A bad night’s sleep was followed by a standard breakfast at
87 restaurant in Clayton which was helped down by Marcus’ schoolboy error of
ordering tea and getting iced tea instead. Never fails to amuse when this
happens which it does regularly with Plains newbies. Evan asking for hot tea
with milk is a lottery so I reluctantly stick to what passes for coffee.
Another sunny day with a marginal SPC forecast so we’re off
west to the extinct Capulin Volcano I
last visited in 2006 to do some sightseeing. The van is much more orderly today
with the Tetris game of packing the boot (trunk) now mastered and all the
extraneous junk now properly stowed.
Pretty much a waiting game today to see if anything bubbles
up later, I’ve given up refreshing the SPC forecasts as hope has been set to
one side.
A long coal train passes us by with 121 cars and 5 engines.
Yes I counted them, it narrowly beats “I Spy” to pass the time.

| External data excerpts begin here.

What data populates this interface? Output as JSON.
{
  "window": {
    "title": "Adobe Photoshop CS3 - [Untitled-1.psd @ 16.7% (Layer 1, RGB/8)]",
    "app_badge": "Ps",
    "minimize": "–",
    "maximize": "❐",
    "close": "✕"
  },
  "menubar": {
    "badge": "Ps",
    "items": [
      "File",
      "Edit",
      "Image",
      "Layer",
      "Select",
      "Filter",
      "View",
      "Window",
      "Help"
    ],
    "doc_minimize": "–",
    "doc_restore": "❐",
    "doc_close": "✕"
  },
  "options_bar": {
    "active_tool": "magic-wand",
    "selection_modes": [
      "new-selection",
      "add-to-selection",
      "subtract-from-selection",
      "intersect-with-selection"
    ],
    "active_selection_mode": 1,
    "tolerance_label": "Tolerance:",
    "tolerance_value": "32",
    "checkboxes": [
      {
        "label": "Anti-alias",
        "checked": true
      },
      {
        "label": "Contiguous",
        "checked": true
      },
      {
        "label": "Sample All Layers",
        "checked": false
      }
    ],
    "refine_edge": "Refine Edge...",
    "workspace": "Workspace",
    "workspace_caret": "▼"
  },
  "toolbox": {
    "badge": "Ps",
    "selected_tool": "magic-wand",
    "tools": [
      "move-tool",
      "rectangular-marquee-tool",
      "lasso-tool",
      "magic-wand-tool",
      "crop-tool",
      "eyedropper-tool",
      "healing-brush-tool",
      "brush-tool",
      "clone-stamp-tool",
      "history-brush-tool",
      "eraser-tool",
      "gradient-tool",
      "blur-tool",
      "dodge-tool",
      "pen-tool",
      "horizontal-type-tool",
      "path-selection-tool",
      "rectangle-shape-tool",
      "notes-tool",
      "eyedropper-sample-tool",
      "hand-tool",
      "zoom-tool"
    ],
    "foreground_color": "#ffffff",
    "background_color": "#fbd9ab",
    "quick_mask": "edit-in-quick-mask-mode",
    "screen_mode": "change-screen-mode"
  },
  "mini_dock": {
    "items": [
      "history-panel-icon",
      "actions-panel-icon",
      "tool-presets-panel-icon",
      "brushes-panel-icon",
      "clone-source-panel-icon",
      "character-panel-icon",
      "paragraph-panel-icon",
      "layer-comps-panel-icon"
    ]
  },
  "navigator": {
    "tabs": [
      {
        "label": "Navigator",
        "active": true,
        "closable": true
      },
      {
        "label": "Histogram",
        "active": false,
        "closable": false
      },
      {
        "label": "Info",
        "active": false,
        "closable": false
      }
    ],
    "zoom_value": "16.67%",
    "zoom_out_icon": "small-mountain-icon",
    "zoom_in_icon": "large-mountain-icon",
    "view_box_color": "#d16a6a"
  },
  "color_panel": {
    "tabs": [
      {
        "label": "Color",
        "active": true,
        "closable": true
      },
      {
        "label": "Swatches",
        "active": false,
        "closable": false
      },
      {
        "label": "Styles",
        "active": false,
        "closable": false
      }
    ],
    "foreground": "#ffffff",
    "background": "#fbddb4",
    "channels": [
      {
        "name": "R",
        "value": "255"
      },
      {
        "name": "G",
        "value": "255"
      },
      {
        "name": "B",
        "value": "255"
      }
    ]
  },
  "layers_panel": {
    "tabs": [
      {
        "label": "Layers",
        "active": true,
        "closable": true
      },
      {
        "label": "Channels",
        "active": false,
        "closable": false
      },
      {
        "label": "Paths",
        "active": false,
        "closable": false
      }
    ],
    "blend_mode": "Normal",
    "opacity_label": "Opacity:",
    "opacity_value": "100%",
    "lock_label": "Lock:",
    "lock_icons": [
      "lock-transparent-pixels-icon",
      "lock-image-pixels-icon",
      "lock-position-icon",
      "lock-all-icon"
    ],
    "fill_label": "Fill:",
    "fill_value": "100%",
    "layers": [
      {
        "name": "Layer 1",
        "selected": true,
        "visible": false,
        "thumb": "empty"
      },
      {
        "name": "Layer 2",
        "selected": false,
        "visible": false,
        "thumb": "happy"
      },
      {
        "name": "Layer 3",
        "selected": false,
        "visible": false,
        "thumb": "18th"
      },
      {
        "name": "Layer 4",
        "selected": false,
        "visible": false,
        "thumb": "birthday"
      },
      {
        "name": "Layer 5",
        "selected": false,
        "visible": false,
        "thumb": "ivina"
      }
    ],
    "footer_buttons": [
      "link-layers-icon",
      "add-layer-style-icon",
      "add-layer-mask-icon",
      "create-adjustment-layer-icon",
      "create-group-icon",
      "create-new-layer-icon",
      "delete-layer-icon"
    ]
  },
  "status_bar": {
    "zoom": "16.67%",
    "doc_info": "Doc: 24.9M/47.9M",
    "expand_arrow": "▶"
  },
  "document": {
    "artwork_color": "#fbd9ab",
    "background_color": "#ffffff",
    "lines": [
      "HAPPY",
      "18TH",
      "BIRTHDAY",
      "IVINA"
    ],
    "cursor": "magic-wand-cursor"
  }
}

We get to the Capulin Volcano National Park, park up near
the summit and walk up and around the crater. The views are worth the slight
shortness of breath (8750 feet), hills in the Oklahoma Panhandle are easily
visible as was a gentle boundary indicated by some small clouds. We get back to
the Suburban and…say what? A 2% tornado warning has appeared right by us just
as it did in 2010. It’s right over Campo too. Bonus and I didn’t see that
coming. The mood lifts.
We trundle into Folsom with its abandoned and dilapidated
shops and houses and pay $1.50 to go
into the Folsom Museum (www.folsommuseum.org)
built in 1896 the same year as my house back home and filled with artefacts
from the Sante Fe trail, a piano dumped
from a wagon as it was too heavy and rescued by a rancher, a grizzly photo of
the hanging of train robber Black Jack who lost his head in the
process…literally and a sign advertising Swastika Coal replete with swastika emblems.
The company appeared active until 1940…We head back towards Clayton to pick up
provisions and gas up. We have a chase on our hands.
We head south on highway 402 where a storm has initiated
with rocketing convection, white boiling clouds ascending to the heavens producing a baby storm. Two other storms are up and
running too. We watch it for a while and it starts to fade so we return to
Clayton. While there the three storms start to regenerate so we head south
again and soon the northerly storm is severe warned and producing decent CG
lightning. We get out of the Suburban and are rewarded with some nice
structure: a clear rain foot, precipitation free base and wall cloud. Soon all
three storms are severe warned so we continue south to catch the most southerly
storm which is now dominant.
We head south west on US 52 and stop by a railway line for
photos with a huge hail core evident and now topping out at 49000 feet and
showing 3” hail. We stop again and then stop at Logan for a pit stop before
heading south on highway 469 towards the southern edge of the 2% tornado risk
box. We eventually get to the I40 and head east for the 90 mile trip towards
Amarillo. As we head down the interstate sporadic CGs light up the sky to our north. We are booked into the Super 8 and head to the Texas Roadhouse for salad...and a very nice rib eye steak.
A very
rewarding chase day considering the original forecast.